RADUAN NASSAR E O DELITO DO ARTISTA ENGAJADO
O artista é, quase sempre, um ser polêmico. Ele é como aquele que deixou
alguma pérola muito preciosa rolar para baixo de um móvel e, na procura, põe
a casa no avesso, abre gavetas e vê abismos, racha paredes a marretadas e
aterroriza a vizinhança à procura de preciosidades para, afinal, confundir sua esfera
brilhante com alguma semente qualquer, que ele carrega vida afora, como se joia
fosse e como se valor tivesse. Gente assim, além de rara, anda meio fora de
moda.
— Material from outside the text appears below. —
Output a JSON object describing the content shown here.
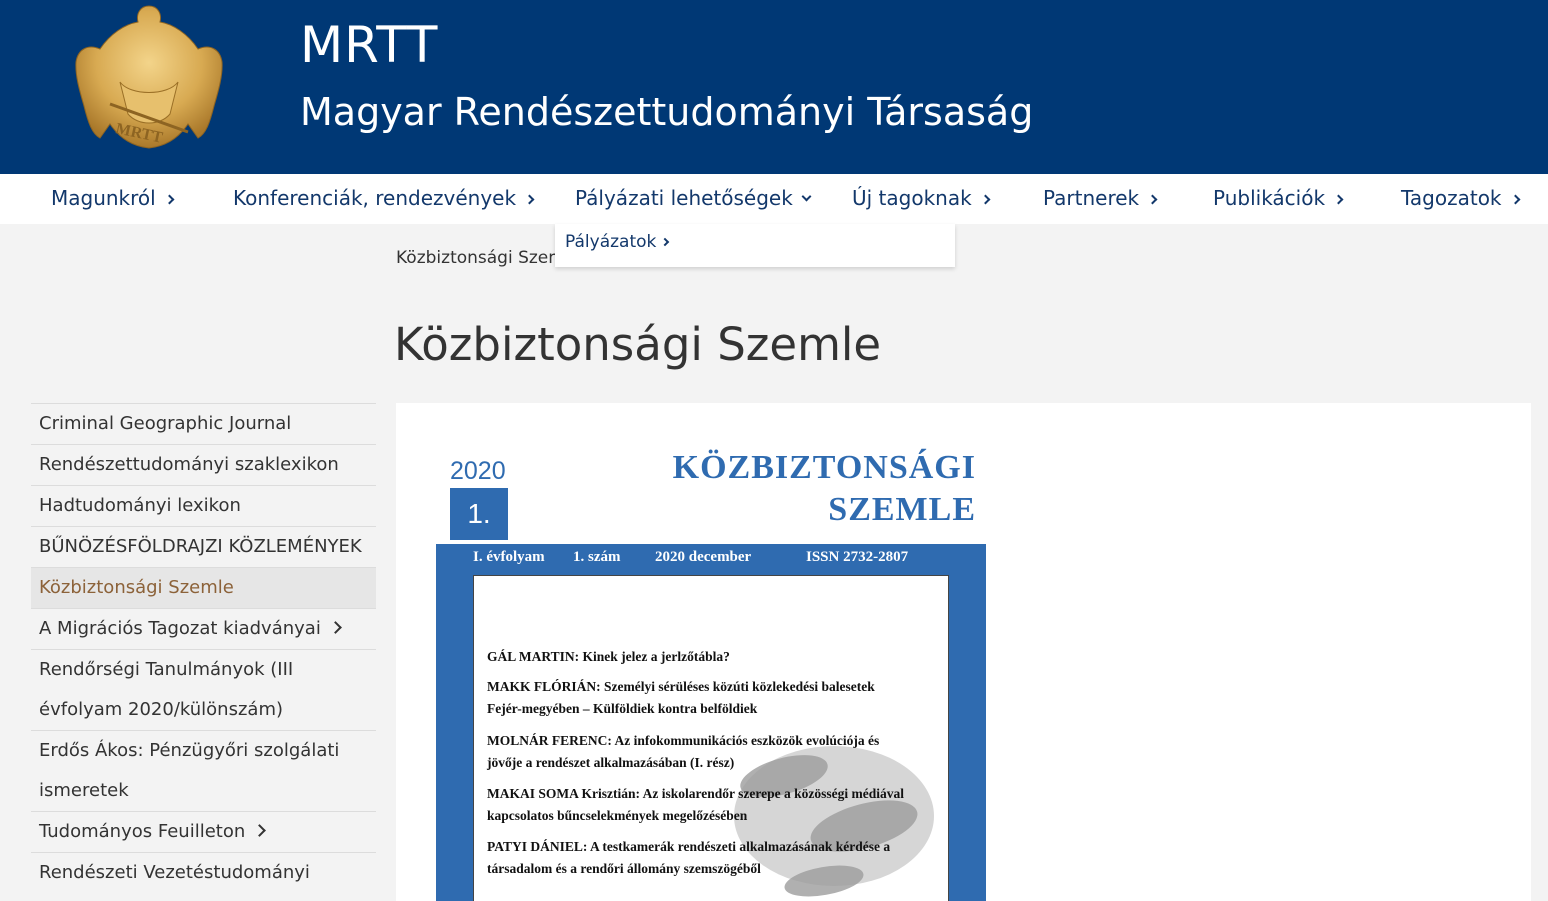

Em épocas em que os cérebros das maiorias, no que ele tem de melhor, que
é a capacidade de análise crítica, parecem ter sido sugados através do ouvido pela
seringa televisiva, pede-se ao artista o silêncio obsequioso, o cinza dos
muros, a proteção cômoda da ignorância. Afinal, em épocas assim, o artista deve
pintar quadros com lírios, recuar ao lirismo insosso, falar das praias do país
ensolaradas, tra-la-la-la-lá.
O artista, como o intelectual (ou até mesmo como intelectual) vive a tensão de seu tempo e quer mais. Quer pensar
no campo autônomo que foge dos muros particulares de governos de qualquer tipo
e é desde aí que ele manifesta suas posições, embora, como bem apontou Pierre
Bourdieu, ele o faça ultrapassando aquela perícia que lhe é própria, para falar
sem nenhuma legitimidade, como artista que é, sobre temas que lhe são
conhecidos apenas como ser humano e cidadão do mundo que é seu. Tal inconveniência
o torna um ser incômodo e leva muitos de nós a achar que ele não tem direito de
falar de coisas que não sabe. Que o artista fale apenas de suas letras, de seus
ritmos e de suas tintas. Ponto final. Nada mais para ele. Seu engajamento será
sempre seu crime. Mais do que isso, o artista, em fala pública, chega a ser
repugnante e seu discurso vira transgressão. A maioria quer sair da sala. Uns cospem.
Outros vomitam.
Isso aconteceu recentemente, quando a equipe do filme Aquarius mostrou ao mundo seus recados
em papel sulfite contra o golpe no Brasil. Aparentemente, pagaram um preço bastante alto pelo delito de dizer o que pensam e, ainda mais, porque isso era
reconhecer publicamente o “esquerdismo” de suas posições. Essa semana, ao receber o prêmio
Camões, o grande Raduan Nassar repetiu o gesto de protesto, em frente às
autoridades da pátria que cancelaram discursos para se explicar, antes de
saírem apressados, ao modo dos incomodados. Não precisamos dizer que Nassar é um
dos maiores escritores da língua portuguesa (o prêmio que lhe foi outorgado lhe
dá esse reconhecimento, afinal) e que ele é de fala pouca, embora venha
denunciando insistentemente o ataque à democracia brasileira por parte daqueles
que orquestraram uma crise sem precedentes na história do país. Com sua fala,
essa semana, Nassar transgrediu as regras que ele próprio impôs para si na
forma da discrição e, principalmente, aquelas que obrigam o artista a
permanecer fechado na sua arte. O Nassar dessa semana é o protótipo do
intelectual que vive a bi-dimensionalidade apontada por Bordieu: ele deixou o
seu recolhimento para expressar o seu
engajamento. E ao fazê-lo, tornou-se problemático,
indesejado, enfadonho. Há gente atirando ao fogo seus livros e praguejando suas
atitudes.
Ao manifestar-se publicamente, Nassar não fugiu da literatura que
lhe colocou entre os maiores escritores do mundo. Ao contrário, Nassar
transformou a celebração de um prêmio em uma amostra de grandeza do artista e
do intelectual que exerce a sua vocação ao usar a palavra para gerar senso
crítico e arejar a cultura da distração, em um país de panelas silenciadas diante
do impudor completo de quem ocupa, ilegitimamente, os postos do poder. Em São
Paulo, diante do ridículo do ministro da cultura, Nassar não só achou a sua
pérola, como nos ofereceu alguma luz para que nós também encontremos a nossa. Mas
para isso, é preciso primeiro que estejamos dispostos a procurar.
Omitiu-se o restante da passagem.